I have a table in oracle (table name is TRCUS) with customer's details, partitioned based on year & month. Partitions name in Oracle: PERIOD_JAN_13, PERIOD_FEB_13, PERIOD_JAN_14, PERIOD_FEB_14 etc

Now I want to import this table's data into HIVE using SQOOP directly.

Sqoop job should create a hive table, dynamically create partitions based on the oracle table partition and then import data into hive; into the respective partitions.

How can this be achievable using SQOOP ?

1

1 Answers

3
votes

Unfortunately, it cannot be achieved using Sqoop. However, there is one method which I guess you might not know.

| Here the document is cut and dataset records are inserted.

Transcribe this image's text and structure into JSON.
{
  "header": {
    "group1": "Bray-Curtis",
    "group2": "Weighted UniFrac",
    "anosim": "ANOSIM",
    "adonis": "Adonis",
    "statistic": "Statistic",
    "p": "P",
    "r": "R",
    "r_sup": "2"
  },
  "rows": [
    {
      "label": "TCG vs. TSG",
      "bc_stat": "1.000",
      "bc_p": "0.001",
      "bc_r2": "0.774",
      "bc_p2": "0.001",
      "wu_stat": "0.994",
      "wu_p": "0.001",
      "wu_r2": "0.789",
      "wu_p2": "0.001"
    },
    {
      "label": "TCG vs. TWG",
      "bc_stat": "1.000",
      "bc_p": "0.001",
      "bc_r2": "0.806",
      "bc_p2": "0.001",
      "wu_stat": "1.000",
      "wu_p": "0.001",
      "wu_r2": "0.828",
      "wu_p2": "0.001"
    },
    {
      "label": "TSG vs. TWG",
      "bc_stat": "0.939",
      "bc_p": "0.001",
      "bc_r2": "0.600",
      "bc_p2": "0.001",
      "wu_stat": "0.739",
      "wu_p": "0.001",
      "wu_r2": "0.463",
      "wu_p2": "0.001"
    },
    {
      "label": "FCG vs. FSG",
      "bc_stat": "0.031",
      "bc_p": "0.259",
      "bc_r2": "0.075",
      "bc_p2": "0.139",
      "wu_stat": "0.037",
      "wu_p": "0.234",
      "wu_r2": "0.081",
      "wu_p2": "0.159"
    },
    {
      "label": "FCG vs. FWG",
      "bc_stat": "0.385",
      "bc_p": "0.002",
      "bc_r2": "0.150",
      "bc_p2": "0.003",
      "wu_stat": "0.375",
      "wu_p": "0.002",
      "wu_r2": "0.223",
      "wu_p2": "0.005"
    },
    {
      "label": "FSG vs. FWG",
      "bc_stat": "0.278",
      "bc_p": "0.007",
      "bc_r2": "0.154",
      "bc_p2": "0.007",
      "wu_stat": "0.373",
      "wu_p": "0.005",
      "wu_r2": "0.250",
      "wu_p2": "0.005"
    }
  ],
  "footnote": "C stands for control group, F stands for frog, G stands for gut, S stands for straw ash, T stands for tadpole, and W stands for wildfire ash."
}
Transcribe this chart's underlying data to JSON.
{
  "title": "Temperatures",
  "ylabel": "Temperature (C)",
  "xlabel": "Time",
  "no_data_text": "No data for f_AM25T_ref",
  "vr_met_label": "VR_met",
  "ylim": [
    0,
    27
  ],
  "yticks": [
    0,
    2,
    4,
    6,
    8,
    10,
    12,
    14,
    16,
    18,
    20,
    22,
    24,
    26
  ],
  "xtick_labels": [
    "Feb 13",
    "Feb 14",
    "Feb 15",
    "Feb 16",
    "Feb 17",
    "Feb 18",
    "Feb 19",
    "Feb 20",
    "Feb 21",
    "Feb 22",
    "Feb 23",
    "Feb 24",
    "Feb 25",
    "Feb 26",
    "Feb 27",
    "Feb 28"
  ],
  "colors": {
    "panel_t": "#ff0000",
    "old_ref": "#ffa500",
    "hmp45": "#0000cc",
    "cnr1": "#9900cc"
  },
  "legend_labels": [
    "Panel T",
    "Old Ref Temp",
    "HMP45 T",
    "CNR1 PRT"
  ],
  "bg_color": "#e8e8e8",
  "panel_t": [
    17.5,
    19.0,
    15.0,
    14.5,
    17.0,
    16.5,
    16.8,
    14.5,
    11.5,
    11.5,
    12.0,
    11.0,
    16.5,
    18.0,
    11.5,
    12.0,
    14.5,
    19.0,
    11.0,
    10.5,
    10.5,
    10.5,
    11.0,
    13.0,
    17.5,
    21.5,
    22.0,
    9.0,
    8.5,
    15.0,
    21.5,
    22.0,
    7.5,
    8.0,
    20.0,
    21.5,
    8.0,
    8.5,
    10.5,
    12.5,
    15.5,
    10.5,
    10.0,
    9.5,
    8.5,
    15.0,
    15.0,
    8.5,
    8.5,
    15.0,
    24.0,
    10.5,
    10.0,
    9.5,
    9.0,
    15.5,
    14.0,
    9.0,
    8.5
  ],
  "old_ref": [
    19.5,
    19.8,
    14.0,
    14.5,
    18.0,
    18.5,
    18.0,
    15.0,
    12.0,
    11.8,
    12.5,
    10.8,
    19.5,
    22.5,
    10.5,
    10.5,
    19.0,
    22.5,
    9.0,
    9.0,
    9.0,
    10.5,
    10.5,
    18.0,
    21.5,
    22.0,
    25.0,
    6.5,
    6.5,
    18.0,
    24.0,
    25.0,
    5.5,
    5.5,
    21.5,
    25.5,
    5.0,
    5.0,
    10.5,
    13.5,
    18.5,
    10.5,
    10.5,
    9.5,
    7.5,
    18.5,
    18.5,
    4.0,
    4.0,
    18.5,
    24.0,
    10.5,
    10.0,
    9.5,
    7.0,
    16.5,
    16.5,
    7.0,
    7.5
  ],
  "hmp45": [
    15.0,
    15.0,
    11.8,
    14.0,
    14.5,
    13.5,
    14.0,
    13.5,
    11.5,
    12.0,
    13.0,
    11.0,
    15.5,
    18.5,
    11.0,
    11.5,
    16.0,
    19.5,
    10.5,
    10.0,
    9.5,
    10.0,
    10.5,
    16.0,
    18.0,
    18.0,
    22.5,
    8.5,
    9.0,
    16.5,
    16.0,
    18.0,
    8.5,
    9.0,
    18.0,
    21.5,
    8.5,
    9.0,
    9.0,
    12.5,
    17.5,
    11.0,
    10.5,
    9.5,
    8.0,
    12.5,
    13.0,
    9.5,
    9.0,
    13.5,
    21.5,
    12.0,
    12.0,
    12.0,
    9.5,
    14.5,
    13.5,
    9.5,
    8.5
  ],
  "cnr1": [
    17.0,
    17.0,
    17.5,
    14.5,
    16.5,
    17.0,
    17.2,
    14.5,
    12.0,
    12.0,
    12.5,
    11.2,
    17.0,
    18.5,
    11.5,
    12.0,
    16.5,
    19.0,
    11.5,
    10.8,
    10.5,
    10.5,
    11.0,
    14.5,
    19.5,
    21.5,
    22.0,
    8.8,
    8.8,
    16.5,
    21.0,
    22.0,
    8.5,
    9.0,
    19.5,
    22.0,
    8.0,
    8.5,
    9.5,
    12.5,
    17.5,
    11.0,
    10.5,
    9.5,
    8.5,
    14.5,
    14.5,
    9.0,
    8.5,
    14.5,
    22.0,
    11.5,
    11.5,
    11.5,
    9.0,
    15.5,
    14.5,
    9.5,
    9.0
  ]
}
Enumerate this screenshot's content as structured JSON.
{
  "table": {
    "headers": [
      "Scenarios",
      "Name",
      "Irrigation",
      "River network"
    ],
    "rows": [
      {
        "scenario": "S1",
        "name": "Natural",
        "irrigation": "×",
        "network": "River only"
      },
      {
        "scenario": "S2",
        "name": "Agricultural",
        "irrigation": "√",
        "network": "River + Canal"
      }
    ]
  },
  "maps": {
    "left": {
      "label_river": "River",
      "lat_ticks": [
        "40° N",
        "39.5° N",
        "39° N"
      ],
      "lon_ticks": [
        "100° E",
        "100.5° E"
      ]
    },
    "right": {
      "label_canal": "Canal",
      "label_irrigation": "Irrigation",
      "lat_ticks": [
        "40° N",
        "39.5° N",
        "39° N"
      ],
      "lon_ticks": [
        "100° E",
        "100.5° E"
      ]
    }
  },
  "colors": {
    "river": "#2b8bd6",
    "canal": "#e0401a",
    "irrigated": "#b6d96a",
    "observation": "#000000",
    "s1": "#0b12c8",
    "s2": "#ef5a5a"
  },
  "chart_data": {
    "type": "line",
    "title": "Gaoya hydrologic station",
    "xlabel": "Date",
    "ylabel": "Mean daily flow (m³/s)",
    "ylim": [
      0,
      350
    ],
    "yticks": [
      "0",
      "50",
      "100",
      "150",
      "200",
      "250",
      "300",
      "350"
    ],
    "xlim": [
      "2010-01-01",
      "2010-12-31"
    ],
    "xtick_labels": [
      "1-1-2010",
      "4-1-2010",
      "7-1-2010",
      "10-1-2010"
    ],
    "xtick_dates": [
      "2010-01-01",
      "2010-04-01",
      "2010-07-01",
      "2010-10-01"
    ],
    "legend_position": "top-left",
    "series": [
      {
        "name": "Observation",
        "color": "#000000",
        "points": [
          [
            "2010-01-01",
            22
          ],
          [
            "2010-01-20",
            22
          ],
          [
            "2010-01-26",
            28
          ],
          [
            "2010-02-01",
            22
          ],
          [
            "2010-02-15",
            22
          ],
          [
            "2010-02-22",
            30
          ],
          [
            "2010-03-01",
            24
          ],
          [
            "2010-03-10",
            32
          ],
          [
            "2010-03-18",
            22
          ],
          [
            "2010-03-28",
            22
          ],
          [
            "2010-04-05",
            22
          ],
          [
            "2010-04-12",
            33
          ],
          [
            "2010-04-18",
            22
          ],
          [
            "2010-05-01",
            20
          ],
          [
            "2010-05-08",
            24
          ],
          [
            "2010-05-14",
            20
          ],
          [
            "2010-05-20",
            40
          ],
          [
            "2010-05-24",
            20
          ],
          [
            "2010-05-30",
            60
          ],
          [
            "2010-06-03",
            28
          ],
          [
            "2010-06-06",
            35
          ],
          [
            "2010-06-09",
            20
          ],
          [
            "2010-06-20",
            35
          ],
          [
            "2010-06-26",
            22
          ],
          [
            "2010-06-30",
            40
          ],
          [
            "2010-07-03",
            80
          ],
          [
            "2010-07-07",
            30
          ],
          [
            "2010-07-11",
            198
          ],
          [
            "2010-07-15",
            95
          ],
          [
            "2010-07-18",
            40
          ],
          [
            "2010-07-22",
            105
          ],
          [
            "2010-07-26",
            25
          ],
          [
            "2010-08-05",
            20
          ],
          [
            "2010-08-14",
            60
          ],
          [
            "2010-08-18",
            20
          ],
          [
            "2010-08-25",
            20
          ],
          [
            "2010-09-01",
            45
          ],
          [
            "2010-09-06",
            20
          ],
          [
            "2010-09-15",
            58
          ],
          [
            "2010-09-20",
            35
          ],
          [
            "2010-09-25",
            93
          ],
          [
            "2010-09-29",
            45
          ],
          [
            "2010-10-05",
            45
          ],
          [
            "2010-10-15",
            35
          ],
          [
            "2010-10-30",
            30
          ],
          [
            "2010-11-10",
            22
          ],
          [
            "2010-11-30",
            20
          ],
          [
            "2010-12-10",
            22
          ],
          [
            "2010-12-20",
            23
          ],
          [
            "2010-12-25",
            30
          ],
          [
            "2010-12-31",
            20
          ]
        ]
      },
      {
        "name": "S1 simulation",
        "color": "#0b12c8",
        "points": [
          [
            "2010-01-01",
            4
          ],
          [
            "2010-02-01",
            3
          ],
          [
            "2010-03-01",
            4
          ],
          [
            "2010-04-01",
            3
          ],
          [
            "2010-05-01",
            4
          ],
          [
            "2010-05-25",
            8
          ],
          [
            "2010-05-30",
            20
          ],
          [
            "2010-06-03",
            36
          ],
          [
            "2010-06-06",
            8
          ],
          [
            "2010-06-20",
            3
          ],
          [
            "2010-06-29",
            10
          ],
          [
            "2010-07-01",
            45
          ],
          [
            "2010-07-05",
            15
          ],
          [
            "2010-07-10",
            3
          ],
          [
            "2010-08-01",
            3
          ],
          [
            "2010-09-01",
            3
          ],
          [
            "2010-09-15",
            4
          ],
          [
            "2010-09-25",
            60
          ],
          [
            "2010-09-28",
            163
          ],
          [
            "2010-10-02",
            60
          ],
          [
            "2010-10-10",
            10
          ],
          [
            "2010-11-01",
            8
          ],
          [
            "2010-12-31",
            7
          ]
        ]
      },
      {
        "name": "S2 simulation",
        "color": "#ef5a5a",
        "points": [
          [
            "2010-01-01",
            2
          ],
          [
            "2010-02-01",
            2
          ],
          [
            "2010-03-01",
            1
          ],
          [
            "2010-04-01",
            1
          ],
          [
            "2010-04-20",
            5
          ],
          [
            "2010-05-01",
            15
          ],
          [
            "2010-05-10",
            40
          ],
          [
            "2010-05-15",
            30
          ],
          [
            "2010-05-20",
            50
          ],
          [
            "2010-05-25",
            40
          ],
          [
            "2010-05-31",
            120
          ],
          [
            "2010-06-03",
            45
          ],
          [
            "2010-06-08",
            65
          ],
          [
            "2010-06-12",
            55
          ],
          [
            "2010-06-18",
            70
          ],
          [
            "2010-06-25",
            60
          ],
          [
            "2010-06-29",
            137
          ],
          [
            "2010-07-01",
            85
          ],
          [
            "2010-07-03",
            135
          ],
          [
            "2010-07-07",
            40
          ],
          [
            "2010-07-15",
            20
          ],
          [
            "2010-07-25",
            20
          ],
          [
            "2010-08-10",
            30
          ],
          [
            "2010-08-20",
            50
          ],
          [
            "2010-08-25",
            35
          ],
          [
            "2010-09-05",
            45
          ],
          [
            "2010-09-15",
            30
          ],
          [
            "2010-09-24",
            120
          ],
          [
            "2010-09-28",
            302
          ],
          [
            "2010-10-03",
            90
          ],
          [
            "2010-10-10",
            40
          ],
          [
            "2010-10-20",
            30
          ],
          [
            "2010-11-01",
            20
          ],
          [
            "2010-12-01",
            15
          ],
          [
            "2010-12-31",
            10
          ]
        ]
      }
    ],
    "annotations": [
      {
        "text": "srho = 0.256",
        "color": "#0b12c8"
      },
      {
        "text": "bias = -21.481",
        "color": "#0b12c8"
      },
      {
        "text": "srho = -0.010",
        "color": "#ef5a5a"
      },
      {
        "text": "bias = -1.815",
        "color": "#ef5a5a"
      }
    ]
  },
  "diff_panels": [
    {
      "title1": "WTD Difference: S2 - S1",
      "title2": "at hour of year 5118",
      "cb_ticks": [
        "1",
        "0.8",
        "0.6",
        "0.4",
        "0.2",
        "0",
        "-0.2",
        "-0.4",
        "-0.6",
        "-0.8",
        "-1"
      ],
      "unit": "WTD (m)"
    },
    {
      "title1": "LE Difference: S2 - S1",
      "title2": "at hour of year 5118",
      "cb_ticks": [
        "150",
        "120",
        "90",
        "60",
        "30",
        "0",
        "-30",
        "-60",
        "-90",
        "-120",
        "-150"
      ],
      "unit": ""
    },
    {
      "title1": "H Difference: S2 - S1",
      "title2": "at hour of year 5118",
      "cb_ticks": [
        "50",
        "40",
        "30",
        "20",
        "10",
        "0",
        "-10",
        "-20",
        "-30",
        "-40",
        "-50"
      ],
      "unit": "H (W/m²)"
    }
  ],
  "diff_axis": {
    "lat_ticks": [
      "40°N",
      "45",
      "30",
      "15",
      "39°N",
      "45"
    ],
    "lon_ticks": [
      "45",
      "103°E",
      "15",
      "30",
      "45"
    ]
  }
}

  1. Create a table in Hive without any partitions.
  2. Set dynamic partition modes

    SET hive.exec.dynamic.partition = true; SET hive.exec.dynamic.partition.mode = nonstrict;

  3. Import data into Hive table that is not partitioned using Sqoop

    sqoop import --connect "jdbc:mysql://quickstart.cloudera:3306/database1" --username root --password cloudera --query 'SELECT DISTINCT id, count from test WHERE $CONDITIONS' --target-dir /user/hive/warehouse/ --hive-table pd_withoutpartition --hive-database database1 --hive-import --hive-overwrite -m 1 --direct

  4. Create another table with partitions

  5. Overwrite into partition table from previous table

    INSERT OVERWRITE TABLE pd_partition partition(name) SELECT id, count, name from pd_withoutpartition;

Note: Make sure that column with which you want to partition is mentioned last during overwrite in select statement.

Hive Version : Hive 1.1.0-cdh5.13.1